Rockstars on the boat

The girls have maintained somewhat of a celebrity status onboard this ship. Over a thousand passengers and staff know their names and greet them constantly. When we enter elevators, guests seem a little starstruck overly finally getting a chance to chat with children. Olivia who is normally the social butterfly is even getting tired of the compliments and people touching her hair. I have to nudge her in order to muster a smile back.

But despite this temporary fame and glory, it’s funny how just a few Uncle Scrooges can ruin a day, an hour or an afternoon swim. A few have screamed at the girls so immaturely that I am actually proud of my children in these situations.

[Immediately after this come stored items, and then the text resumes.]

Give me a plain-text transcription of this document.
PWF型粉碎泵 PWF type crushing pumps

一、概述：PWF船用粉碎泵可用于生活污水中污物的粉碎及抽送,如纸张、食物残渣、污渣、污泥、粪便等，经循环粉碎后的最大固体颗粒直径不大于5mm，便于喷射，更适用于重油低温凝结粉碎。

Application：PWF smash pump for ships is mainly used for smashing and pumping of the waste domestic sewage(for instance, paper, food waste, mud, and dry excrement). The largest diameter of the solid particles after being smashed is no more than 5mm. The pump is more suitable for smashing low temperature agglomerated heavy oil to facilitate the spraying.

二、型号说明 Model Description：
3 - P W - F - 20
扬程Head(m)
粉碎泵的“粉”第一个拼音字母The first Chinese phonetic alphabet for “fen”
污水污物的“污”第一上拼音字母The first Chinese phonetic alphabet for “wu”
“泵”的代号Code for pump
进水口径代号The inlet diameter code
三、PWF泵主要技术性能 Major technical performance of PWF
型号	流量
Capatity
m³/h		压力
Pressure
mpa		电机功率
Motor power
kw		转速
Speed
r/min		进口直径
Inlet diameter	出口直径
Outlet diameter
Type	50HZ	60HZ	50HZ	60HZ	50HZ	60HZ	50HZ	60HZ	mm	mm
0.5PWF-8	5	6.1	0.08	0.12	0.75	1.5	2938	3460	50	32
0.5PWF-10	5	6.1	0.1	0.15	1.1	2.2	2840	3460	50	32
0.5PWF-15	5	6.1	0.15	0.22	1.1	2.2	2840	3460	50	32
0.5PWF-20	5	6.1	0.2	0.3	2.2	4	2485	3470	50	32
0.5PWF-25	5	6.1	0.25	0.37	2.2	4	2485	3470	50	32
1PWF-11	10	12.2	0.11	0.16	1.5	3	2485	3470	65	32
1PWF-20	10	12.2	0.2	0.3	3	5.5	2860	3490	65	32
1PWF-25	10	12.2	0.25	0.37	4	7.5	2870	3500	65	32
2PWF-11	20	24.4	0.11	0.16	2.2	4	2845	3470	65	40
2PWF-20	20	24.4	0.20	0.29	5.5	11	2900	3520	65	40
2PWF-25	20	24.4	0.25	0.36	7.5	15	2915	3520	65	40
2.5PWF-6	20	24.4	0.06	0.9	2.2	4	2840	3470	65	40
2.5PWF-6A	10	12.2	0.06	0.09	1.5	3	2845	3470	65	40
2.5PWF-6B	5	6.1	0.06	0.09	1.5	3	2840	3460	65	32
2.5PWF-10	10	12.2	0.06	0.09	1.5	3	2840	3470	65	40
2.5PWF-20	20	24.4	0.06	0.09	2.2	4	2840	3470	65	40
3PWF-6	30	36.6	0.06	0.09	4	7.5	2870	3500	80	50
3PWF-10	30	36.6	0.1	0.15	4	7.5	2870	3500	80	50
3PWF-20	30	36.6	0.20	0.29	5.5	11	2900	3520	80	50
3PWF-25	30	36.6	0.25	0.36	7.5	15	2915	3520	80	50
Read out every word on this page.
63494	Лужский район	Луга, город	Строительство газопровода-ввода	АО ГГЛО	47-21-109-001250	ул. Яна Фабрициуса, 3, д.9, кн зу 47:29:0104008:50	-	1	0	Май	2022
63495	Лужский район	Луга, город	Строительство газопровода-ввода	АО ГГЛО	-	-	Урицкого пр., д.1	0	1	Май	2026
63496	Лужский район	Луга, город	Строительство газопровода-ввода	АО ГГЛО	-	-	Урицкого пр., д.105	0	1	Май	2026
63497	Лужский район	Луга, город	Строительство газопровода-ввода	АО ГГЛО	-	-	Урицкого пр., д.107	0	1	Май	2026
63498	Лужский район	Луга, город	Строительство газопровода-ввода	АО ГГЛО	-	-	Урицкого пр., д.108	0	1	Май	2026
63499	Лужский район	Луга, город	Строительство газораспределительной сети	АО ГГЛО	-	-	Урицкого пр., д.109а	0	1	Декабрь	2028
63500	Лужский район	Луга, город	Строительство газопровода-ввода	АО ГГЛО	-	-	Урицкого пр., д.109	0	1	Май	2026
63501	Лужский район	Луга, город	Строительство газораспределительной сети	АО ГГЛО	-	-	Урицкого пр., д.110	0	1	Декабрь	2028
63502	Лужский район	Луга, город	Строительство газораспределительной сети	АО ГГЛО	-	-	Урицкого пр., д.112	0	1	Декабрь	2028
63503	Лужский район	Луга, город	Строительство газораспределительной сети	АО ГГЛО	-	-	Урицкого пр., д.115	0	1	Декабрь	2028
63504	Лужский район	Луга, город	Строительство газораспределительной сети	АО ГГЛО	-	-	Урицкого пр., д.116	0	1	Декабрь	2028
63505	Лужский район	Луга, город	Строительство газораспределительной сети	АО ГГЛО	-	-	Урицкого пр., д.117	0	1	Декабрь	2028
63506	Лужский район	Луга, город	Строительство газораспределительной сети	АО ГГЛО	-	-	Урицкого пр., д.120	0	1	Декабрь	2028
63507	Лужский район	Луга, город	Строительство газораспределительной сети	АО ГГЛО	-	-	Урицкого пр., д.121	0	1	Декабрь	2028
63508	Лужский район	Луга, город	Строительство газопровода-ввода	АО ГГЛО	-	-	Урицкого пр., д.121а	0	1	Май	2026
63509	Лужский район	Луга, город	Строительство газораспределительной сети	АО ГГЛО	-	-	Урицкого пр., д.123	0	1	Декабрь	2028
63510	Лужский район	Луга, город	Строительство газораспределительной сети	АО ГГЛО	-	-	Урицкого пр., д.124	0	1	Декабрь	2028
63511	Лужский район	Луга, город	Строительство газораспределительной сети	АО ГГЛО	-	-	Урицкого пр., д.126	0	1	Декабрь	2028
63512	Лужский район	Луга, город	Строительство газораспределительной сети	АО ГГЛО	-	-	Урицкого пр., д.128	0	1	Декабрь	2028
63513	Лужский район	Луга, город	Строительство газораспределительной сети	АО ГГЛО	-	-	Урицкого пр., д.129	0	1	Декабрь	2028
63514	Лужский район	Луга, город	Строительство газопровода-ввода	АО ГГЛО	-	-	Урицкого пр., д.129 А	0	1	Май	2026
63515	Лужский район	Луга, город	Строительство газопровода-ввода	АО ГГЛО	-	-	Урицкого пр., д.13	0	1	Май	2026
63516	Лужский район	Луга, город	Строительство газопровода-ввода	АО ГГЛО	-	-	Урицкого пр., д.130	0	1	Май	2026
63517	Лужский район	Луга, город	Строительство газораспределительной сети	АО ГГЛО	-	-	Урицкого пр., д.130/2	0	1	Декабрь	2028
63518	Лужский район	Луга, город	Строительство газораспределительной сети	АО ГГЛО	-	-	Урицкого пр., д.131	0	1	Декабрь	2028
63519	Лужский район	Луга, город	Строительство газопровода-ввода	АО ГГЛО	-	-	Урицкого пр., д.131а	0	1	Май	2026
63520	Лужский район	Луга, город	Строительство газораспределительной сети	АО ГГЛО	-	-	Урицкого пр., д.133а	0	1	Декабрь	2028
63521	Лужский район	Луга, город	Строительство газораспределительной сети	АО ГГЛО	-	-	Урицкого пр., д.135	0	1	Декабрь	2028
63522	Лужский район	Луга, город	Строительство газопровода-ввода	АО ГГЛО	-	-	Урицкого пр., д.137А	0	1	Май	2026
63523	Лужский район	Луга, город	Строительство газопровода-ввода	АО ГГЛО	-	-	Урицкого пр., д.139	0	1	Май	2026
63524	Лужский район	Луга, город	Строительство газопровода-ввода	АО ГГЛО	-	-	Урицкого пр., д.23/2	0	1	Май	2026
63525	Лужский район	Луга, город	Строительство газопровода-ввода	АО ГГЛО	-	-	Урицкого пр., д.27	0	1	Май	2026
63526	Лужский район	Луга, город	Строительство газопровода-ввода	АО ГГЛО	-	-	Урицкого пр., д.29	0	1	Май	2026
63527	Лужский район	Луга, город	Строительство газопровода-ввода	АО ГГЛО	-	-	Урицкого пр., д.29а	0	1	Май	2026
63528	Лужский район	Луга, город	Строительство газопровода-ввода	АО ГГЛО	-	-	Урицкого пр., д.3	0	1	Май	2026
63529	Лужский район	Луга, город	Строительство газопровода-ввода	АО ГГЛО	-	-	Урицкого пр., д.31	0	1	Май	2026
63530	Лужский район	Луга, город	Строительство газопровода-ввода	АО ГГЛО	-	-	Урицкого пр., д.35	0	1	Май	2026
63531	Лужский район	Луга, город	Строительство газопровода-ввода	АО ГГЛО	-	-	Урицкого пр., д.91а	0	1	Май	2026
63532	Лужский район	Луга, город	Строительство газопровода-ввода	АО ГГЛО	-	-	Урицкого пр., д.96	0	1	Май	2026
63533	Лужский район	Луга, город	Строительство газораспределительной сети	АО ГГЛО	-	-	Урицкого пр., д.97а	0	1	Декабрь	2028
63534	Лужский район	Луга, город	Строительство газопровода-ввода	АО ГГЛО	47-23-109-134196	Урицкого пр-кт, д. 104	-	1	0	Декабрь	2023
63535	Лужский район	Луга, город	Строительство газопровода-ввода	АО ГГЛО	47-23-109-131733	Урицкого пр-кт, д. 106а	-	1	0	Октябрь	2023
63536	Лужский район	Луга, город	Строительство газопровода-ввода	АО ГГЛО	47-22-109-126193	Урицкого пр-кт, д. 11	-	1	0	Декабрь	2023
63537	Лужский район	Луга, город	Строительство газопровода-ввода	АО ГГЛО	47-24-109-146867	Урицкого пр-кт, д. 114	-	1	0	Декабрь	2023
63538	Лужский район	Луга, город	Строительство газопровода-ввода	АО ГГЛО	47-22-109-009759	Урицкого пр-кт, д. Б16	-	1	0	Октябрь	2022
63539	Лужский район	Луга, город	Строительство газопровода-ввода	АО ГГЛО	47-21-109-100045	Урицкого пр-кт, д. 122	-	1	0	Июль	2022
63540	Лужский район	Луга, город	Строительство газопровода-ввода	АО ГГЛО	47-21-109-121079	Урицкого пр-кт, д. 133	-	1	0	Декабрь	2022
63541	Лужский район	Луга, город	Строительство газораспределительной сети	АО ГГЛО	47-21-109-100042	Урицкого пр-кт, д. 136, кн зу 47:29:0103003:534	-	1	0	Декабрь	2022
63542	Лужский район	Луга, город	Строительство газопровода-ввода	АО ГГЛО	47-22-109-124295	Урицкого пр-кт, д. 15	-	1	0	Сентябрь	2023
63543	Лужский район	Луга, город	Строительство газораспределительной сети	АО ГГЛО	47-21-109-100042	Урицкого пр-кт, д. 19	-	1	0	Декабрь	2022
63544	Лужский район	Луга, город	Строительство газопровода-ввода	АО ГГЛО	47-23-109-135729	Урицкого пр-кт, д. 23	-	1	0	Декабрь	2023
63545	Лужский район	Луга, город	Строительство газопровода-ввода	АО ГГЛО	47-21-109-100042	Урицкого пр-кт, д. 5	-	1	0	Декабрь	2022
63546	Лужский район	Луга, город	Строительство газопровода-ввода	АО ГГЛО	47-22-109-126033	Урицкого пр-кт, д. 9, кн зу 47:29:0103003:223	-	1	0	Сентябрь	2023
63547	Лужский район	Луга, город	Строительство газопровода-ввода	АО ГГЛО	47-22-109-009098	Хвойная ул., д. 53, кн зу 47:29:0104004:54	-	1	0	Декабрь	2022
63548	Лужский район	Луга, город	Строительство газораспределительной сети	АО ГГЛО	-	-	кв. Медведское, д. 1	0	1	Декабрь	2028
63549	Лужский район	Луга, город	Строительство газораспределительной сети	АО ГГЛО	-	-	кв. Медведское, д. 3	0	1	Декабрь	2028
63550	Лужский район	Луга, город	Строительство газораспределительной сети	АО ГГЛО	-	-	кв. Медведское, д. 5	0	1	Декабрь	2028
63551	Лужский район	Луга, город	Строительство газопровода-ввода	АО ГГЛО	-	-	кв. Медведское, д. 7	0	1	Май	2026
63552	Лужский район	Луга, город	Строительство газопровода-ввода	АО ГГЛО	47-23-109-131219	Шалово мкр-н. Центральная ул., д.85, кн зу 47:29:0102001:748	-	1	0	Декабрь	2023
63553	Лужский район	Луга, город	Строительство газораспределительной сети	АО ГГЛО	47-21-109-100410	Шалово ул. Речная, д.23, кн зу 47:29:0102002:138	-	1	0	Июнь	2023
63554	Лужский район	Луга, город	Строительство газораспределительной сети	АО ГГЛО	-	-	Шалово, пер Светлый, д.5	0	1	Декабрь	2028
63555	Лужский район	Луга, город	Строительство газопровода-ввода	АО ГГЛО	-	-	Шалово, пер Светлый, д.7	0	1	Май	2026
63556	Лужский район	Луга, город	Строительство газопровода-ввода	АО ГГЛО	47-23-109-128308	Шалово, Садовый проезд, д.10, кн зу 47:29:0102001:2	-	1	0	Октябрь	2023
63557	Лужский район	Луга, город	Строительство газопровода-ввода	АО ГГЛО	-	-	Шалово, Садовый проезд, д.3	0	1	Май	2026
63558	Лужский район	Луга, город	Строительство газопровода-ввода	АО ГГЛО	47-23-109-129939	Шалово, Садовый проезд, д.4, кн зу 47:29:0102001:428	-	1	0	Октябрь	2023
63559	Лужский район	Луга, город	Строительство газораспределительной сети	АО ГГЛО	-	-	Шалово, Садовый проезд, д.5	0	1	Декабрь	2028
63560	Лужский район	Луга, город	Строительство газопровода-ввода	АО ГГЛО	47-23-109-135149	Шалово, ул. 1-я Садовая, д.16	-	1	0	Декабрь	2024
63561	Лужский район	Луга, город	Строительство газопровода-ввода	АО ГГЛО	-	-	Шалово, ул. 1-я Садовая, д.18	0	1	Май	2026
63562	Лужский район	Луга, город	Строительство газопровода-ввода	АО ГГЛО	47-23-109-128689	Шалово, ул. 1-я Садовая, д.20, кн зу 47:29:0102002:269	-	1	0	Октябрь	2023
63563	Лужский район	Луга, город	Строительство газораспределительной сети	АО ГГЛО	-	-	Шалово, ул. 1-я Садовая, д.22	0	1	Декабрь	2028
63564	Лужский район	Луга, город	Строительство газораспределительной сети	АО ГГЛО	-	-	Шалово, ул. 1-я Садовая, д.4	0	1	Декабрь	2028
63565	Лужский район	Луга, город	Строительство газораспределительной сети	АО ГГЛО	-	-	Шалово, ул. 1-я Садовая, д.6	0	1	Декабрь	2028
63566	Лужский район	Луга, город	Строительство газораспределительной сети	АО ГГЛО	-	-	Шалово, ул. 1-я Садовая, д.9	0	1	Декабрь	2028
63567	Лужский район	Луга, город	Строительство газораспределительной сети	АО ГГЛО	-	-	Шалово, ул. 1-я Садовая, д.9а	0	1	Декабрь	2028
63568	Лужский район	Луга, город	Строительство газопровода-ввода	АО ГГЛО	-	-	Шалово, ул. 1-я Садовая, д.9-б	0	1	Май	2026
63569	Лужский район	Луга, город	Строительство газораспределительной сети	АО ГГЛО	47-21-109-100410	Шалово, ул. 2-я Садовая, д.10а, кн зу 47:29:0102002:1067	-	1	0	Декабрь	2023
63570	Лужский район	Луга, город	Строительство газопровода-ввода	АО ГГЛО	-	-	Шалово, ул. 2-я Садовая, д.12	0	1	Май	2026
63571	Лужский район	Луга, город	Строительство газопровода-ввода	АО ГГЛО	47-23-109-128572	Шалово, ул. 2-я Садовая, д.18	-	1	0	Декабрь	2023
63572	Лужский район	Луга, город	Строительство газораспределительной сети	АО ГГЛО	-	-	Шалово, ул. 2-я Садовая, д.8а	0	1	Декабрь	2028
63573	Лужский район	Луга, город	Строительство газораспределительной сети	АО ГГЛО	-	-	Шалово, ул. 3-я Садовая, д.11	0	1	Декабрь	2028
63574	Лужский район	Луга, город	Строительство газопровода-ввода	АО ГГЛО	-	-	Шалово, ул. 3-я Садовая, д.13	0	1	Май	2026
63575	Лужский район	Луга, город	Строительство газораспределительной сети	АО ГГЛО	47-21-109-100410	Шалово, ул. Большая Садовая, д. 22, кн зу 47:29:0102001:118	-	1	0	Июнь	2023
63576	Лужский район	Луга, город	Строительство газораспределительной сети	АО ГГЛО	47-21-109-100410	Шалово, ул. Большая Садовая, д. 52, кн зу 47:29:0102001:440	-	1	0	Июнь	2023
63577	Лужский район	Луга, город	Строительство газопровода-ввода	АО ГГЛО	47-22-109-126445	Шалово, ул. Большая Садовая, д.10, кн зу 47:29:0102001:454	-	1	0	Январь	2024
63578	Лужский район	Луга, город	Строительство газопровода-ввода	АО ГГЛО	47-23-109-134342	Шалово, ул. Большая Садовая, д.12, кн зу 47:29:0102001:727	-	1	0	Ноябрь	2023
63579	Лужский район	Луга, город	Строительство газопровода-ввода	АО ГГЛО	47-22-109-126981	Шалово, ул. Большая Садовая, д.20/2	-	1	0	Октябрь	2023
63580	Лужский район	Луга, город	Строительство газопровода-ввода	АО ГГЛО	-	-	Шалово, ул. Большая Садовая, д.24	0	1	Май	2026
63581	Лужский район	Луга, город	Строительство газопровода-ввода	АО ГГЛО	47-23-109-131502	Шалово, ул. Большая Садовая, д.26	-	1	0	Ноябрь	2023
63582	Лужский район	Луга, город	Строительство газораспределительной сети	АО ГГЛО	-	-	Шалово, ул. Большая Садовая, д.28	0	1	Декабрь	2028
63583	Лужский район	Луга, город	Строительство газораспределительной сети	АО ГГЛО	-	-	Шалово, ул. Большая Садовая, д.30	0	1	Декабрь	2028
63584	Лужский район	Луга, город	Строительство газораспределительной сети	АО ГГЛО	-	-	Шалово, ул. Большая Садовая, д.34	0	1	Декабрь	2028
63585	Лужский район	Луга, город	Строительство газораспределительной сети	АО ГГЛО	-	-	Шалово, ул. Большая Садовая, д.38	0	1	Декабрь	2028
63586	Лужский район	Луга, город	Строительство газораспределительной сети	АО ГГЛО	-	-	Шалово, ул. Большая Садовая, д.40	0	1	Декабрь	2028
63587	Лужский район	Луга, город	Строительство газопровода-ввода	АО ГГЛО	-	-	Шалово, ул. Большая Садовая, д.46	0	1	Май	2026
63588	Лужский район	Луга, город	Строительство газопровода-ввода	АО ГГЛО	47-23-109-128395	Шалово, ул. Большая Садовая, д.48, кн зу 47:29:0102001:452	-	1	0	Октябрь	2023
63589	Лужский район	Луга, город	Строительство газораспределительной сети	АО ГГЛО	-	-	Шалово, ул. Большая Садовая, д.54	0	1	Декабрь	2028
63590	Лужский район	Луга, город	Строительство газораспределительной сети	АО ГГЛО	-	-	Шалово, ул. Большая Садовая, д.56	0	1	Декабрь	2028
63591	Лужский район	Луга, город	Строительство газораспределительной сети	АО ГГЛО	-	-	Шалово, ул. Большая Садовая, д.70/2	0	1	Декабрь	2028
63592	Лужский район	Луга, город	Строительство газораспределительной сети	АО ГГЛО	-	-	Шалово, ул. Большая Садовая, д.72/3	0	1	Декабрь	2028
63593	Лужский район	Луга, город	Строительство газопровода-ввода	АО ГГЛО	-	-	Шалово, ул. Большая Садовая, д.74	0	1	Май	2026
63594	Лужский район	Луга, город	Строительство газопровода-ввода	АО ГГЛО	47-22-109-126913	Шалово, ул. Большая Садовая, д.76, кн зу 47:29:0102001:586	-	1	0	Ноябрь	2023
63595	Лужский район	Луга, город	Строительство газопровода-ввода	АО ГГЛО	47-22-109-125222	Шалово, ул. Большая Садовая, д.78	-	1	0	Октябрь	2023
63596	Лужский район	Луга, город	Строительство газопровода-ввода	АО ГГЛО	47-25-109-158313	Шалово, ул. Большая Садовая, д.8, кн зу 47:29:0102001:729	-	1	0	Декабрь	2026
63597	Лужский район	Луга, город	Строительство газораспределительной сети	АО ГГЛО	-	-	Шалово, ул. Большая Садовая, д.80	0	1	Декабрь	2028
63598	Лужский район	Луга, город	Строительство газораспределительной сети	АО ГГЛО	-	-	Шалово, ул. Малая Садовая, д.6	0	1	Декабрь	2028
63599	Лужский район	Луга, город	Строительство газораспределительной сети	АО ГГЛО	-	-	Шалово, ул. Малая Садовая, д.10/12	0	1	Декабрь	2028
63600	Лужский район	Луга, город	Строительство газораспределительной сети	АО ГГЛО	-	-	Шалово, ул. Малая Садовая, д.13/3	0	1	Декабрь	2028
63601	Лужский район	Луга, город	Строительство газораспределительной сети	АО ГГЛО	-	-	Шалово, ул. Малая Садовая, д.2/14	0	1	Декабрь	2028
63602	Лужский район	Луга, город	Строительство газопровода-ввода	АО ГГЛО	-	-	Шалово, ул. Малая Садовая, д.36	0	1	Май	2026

One family we met onboard have quite a difficult situation. After a traumatic death of the eldest daughter (18 yrs old), the mom and 2 siblings decided to break several months of mourning with this cruise to see if it could brighten their spirits. On top of this tragedy, the other daughter has throat cancer, is in terrible pain 24/7 and brought along her service dog (a little Chihuhua) on the boat. They have had numerous “Uncle Scrooges” scream at them and even try to kick their dog on the boat calling them and the dog all kind of names. Mind you, that the dog wears a service jacket at all times and has never misbehaved much less made a peep this entire trip. In fact, you barely notice the dog because it is so tiny and is basically trained not to move around from whatever position it is placed. This is such a damper on their trip since they are such lovely people that we have had the pleasure to meet.

It’s easy though to find myself being that “bah-hum-bug” person sometimes. Wanting to be first in line because kids are crying or basically putting the “me me me” in front of the “others”. However, I feel like more and more I am able to take a step back, look at the situation swirling around me and feel like I am at the calm of the storm… happy.

At first, the elderly on this boat seemed lifeless, going around slowly — with canes or wheelchairs and barely able to talk. But after 4 weeks into the journey, I realize the majority are some of the liveliest, inspirational, stable and happy bunch of folks that I have ever met. They are the real rockstars on the boat!